"Having five children in six years is the best training in the world for speaker of the House," Nancy Pelosi said after she was elected to that post last year. "It made me the ultimate multi-tasker and the master of focus, routine and scheduling." Asked how motherhood provided an understanding of national security, she said, "Think lioness when you think of women in politics. You threaten our cubs, you're dead."
Yet many of the same people who didn't blink at - indeed, applauded - Pelosi's claim that motherhood qualifies her to be second in line for the presidency now harp that the same circumstance disqualifies Sarah Palin from being first.
That is just one of the many hypocrisies Palin's candidacy exposes, and Democrats are palpably panicked. It was easier to maintain the pretense that multimillionaires such as John Edwards, Ted Kennedy, Hillary Clinton, and Barack Obama identify more with working-class Americans when Republican candidates were wealthy blue-bloods such as the Bushes. Palin is not of that ilk - and Americans can sense the difference.

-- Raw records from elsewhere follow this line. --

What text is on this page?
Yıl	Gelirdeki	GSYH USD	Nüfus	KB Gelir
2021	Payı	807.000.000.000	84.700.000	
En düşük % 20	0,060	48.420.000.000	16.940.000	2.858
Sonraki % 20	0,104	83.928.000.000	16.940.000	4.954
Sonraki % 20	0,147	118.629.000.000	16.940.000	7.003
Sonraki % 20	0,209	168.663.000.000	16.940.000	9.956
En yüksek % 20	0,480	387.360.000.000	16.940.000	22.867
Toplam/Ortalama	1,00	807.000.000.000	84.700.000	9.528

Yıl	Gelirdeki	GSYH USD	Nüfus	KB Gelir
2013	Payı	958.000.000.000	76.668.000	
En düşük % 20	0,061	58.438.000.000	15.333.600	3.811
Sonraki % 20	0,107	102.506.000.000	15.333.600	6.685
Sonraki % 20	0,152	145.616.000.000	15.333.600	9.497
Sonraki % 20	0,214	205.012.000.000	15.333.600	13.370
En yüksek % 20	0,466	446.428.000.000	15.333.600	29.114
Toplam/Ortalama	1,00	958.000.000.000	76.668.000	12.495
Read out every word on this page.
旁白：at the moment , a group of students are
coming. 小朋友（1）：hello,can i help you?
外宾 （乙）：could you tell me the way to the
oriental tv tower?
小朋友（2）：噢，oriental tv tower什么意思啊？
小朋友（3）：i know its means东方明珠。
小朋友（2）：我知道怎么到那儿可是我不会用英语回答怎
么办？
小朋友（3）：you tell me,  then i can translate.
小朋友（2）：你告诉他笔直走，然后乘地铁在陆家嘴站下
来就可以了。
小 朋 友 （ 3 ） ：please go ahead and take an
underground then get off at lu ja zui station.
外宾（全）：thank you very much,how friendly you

"I'm a working mother, and she speaks for me," 40-year-old Pamela Hamlett told the Philadelphia Inquirer last week. "She understands a household budget, she understands a government budget. She doesn't come from money. She's someone like me, and we work for every dime we get."
Media outlets that report only hagiographic profiles of Obama are frantically trying to discredit Palin, as was evident when ABC anchor Charles Gibson interviewed the governor in Alaska. A transcript of the full interview released by the Media Research Center reveals the extent to which ABC went to portray Palin as dangerously hawkish.
Among the parts of the interview that landed on the cutting-room floor was her response when Gibson asked about U.S. relations with Russia. "You're in Alaska," she pointed out. "We have that very narrow maritime border between the United States and Russia. They are our next-door neighbors. We need to have a good relationship with them. Well, I'm giving you that perspective of how small our world is and how important it is that we work with our allies to keep good relations with all of these countries, especially Russia.
"We will not repeat a Cold War. We must have good relationship with our allies, pressuring, also, helping us to remind Russia that it's in their benefit, also, a mutually beneficial relationship for us all to be getting along."
The portion of the conversation ABC aired was when Gibson asked Palin about pre-emptive strikes, and the governor responded that we have a right to protect ourselves if there is unequivocal evidence that our nation is about to be attacked. Undoubtedly ABC hoped to make Palin look like a war-monger; the answer only made her look sensible. Wasn't that the "lioness" quality Pelosi said made mothers fit for high office?
Contrast that to what finally outraged Barack Obama last week. Recall that when asked about terrorists who want to destroy America, Obama remains cool and calm, promising that he will sit down and talk to the fanatics, and everything will be just fine. But when the McCain campaign accused him of alluding to Palin with his "lipstick on a pig" remark, Obama got fist-pounding mad.
Palin got fired up by the prospect of Americans being attacked; Obama got fired up because he was attacked. It could not have been a clearer demonstration of which ticket genuinely puts the country first.
Much to the Democrats horror, Palin is viewed by many Americans as the candidate who represents real change. Despite Obama's slick talk and silly pretense of identifying with ordinary peoples' struggles, more and more voters now view Palin as the more reliable ally. No one has said it better than Hamlett in explaining why she trusts Palin: "I believe that if I sent her to the grocery store, she'd come home with change, and I couldn't say that about Obama."